A small, narrowly conical tree to about 10 m tall with ascending branches and long, highly ornamental drooping branchlets. Bark peeling in red plates. Branchlets arranged in one plane and the ultimate divisions compressed. Leaves about 1 mm long, a striking glaucous blue, spreading and with a white inner surface. Mature cones round, usually 1 cm wide, rarely to 2 cm, waxy blue when young; scales 10.
Generally considered the most ornamental of all the cypresses. Authorities believe, largely on the grounds of similar cones and absence of any sure records of this plant growing in the wild, that this is probably a juvenile variant of C. torulosa.

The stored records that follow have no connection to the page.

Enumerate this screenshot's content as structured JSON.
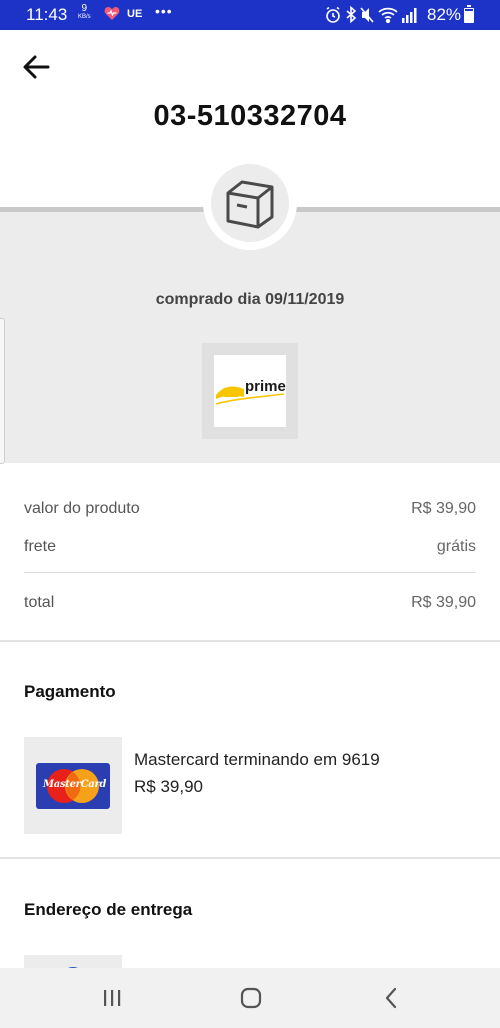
{
  "status_bar": {
    "time": "11:43",
    "speed_value": "9",
    "speed_unit": "KB/s",
    "carrier_badge": "UE",
    "more_dots": "•••",
    "battery_percent": "82%",
    "battery_level": 0.82,
    "icons": [
      "heart-icon",
      "alarm-icon",
      "bluetooth-icon",
      "mute-icon",
      "wifi-icon",
      "signal-icon",
      "battery-icon"
    ]
  },
  "header": {
    "back_icon": "arrow-left-icon",
    "order_id": "03-510332704"
  },
  "order": {
    "status_icon": "package-box-icon",
    "purchase_date": "comprado dia 09/11/2019",
    "product_image_text": "prime"
  },
  "summary": {
    "product_value_label": "valor do produto",
    "product_value": "R$ 39,90",
    "shipping_label": "frete",
    "shipping_value": "grátis",
    "total_label": "total",
    "total_value": "R$ 39,90"
  },
  "payment": {
    "title": "Pagamento",
    "card_brand_text": "MasterCard",
    "card_description": "Mastercard terminando em 9619",
    "amount": "R$ 39,90"
  },
  "delivery": {
    "title": "Endereço de entrega"
  },
  "nav": {
    "icons": [
      "recent-apps-icon",
      "home-icon",
      "back-icon"
    ]
  },
  "colors": {
    "status_bar": "#1d33c7",
    "band": "#ececec",
    "prime_yellow": "#f7c600",
    "mastercard_blue": "#2a3eb1",
    "mastercard_red": "#e8211b",
    "mastercard_orange": "#f6a11a"
  }
}
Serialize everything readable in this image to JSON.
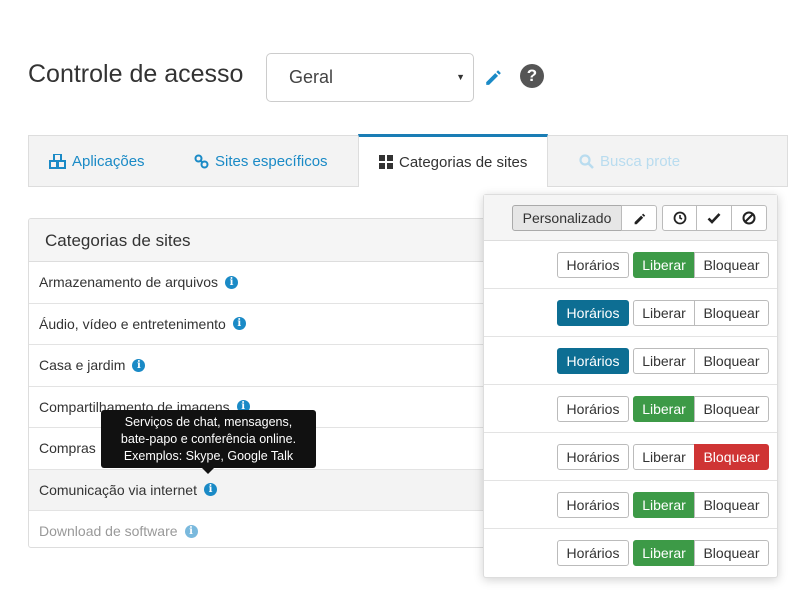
{
  "header": {
    "title": "Controle de acesso",
    "select_value": "Geral"
  },
  "tabs": [
    {
      "label": "Aplicações",
      "icon": "cubes-icon"
    },
    {
      "label": "Sites específicos",
      "icon": "link-icon"
    },
    {
      "label": "Categorias de sites",
      "icon": "grid-icon"
    },
    {
      "label": "Busca prote",
      "icon": "search-icon"
    }
  ],
  "panel": {
    "title": "Categorias de sites",
    "rows": [
      "Armazenamento de arquivos",
      "Áudio, vídeo e entretenimento",
      "Casa e jardim",
      "Compartilhamento de imagens",
      "Compras",
      "Comunicação via internet",
      "Download de software"
    ]
  },
  "tooltip": {
    "line1": "Serviços de chat, mensagens,",
    "line2": "bate-papo e conferência online.",
    "line3": "Exemplos: Skype, Google Talk"
  },
  "toolbar": {
    "mode_label": "Personalizado"
  },
  "labels": {
    "horarios": "Horários",
    "liberar": "Liberar",
    "bloquear": "Bloquear"
  },
  "rule_states": [
    "liberar",
    "horarios",
    "horarios",
    "liberar",
    "bloquear",
    "liberar",
    "liberar"
  ],
  "colors": {
    "accent": "#1a8ac6",
    "horarios_on": "#0d6e93",
    "liberar_on": "#3d9a47",
    "bloquear_on": "#cf3434"
  }
}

Two variants may be seen at Yamina Rare Plants Nursery, Monbulk, Victoria (now closed). The earliest introduction has greener, smaller leaves and cones about 1 cm wide while a later introduction, though clearly the same species, has coarse leaves on longer, pale blue sprays with cones that are almost 2 cm wide. It is the blue-foliaged variant (possibly a hybrid) that is most widely cultivated in Australia. At Emerald Lake, Victoria, is a large mature tree with extremely long pendulous sprays and large cones. It has been known as C. torulosa but differs in many characters. It also differs quite clearly in cone and leaf characters from Chamaecyparis funebris and Cupressus cashmeriana. It is a magnificent ornamental tree whose identity remains uncertain.
Unknown in wild.
Long, pendulous sprays of fine, widespreading blue leaves; cones with 10 scales.
Silba (1987, 1990).
NSW: Mt Tomah (Bot. Gds); Orange (opposite St Joseph's Church). ACT: Yarralumla (Nsy ptd c. 1950). VIC: Bacchus Marsh (Entrance to Gibbons' Nsy); Dandenongs ('Pirianda'); Monbulk (Yamina Rare Plants Nursery conifer display); Wandin (Melbourne City Council Nursery).
Source: (1995). Cupressaceae. In: . Horticultural Flora of South-eastern Australia. Volume 1, Ferns, conifers & their allies. The identification of garden and cultivated plants. University of New South Wales Press.
Cupressus cashmeriana 'Glauca'
Foliage stronger blue than in the species. A cultivar that has been in the trade for many years but of unknown origin.